CRO

Failure of Pfizer-Allergan deal may hit CROs long term

As Pfizer ($PFE) confirmed it has killed off its planned $160 billion megamerger with Allergan ($AGN) after a crackdown from the U.S. Treasury, CROs may have a sense of relief in the short term, but longer term they may be hit.

A combined company would have created the largest drugmaker in the world with a research budget estimated to be more than $9 billion. Pfizer is a major outsourcer for its research with large tie-ups with Parexel ($PRXL), Icon ($ICLR) and PPD, but there had been fears that a megamerger would inevitably bring cuts and shuttering of operations from across its CRO services, as the company was projected to make around $2 billion in savings from its research budget.

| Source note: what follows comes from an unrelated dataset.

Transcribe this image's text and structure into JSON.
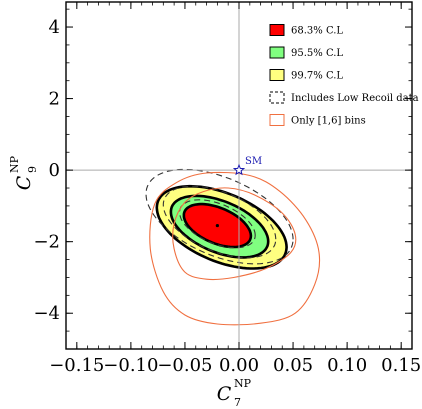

It looks like these CROs have dodged a bullet from cancellations and fewer bookings this year, but in the long term, the newly expanded company would likely have sought more cost efficiencies internally and once again looked to its CRO partners.

Speaking recently to Bloomberg, Tim Evans, a research analyst at Wells Fargo, said: "Pfizer's use of CROs has been very successful--it's become a bit of a role model in some ways for how to drive efficiency into your R&D process by using outsourcing. … In the longer run, it's [the megamerger] a positive." The CROs have yet to comment on the deal, or the termination.